One thing I've noticed during these past few years is that, as far as I can figure, no Austin brewery makes a specifically Christmas seasonal beer. Real Ale makes Coffee Porter, and while many of us think of them as Austin they're actually in Blanco, and (512) originally made Pecan Porter as a winter seasonal but now it's part of their year-round lineup. If we want Texas Christmas beers, we have to go further afield.
Last year we looked at Saint Arnold Christmas Ale, another of those dark spicy winter warmers. Saint Arnold also makes a fine IPA called Elissa, and it seems that whenever Christmas Ale has been available customers in bars have been ordering a mix of the two and calling it Sailing Santa, so this year Saint Arnold decided to release it as a blended beer for the first time. It'll only be available in bottles and they've brewed enough for about 3,600 cases, which totals 43,200 22oz bombers, so it shouldn't be too hard to get hold of some. Maybe next year they'll put it in kegs too, although if you can blend it at the bar anyway that seems a bit superfluous.

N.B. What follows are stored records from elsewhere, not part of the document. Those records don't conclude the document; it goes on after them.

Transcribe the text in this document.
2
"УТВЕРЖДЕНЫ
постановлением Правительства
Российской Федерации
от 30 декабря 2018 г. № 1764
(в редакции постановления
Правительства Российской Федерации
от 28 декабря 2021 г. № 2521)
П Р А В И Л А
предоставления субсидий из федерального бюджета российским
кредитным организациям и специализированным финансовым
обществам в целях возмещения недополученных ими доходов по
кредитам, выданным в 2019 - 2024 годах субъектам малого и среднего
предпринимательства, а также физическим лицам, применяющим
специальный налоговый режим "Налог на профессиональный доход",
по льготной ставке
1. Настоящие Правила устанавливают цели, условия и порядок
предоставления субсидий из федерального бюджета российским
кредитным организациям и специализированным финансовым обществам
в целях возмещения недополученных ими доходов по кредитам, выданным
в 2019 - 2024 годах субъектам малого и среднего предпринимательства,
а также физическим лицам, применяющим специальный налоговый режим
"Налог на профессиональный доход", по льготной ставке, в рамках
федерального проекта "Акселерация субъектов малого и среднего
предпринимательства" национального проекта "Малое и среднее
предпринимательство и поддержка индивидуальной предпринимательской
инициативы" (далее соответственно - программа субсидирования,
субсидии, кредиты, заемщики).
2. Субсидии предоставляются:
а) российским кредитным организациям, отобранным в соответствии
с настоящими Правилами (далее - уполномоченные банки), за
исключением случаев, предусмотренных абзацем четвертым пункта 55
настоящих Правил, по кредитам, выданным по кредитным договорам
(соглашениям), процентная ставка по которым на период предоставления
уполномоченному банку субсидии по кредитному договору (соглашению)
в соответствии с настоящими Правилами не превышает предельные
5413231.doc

Blending beer is something that I think should be encouraged. It used to be far more common than it is today and has a long history that we've already touched upon this year, on December 3rd (remember the description of old (stale) beer being blended with young (mild) that used to happen hundreds of years ago?). Until recently it was common in British pubs for a pint of mild and bitter to be ordered, sometimes mild and brown, or pretty much any combination beers, draft or bottled, that could be had at the pub. It probably still happens, but far less these days than it used to. For one thing, mild ale became much harder to get as demand for it declined. And the practice of blending old beer with new is the origin of the Guinness two-part-pour (not necessary these days with kegged Guinness, despite what the folks from St James's Gate tell you).
Speaking of which let's not forget the Black and Tan, along with all the many combinations of something with Guinness floated on top, a few of which have names you might not like to use in front of your granny. Others are less offensively named, such as Guinness and Blue Moon Wheat, which can be either a Black and Blue or a Dark Side of the Moon. Black Death is Guinness and Rogue Dead Guy. In some parts of the world Guinness floated on cider is a snakebite, while in others that would be cider and lager (aka loopy juice).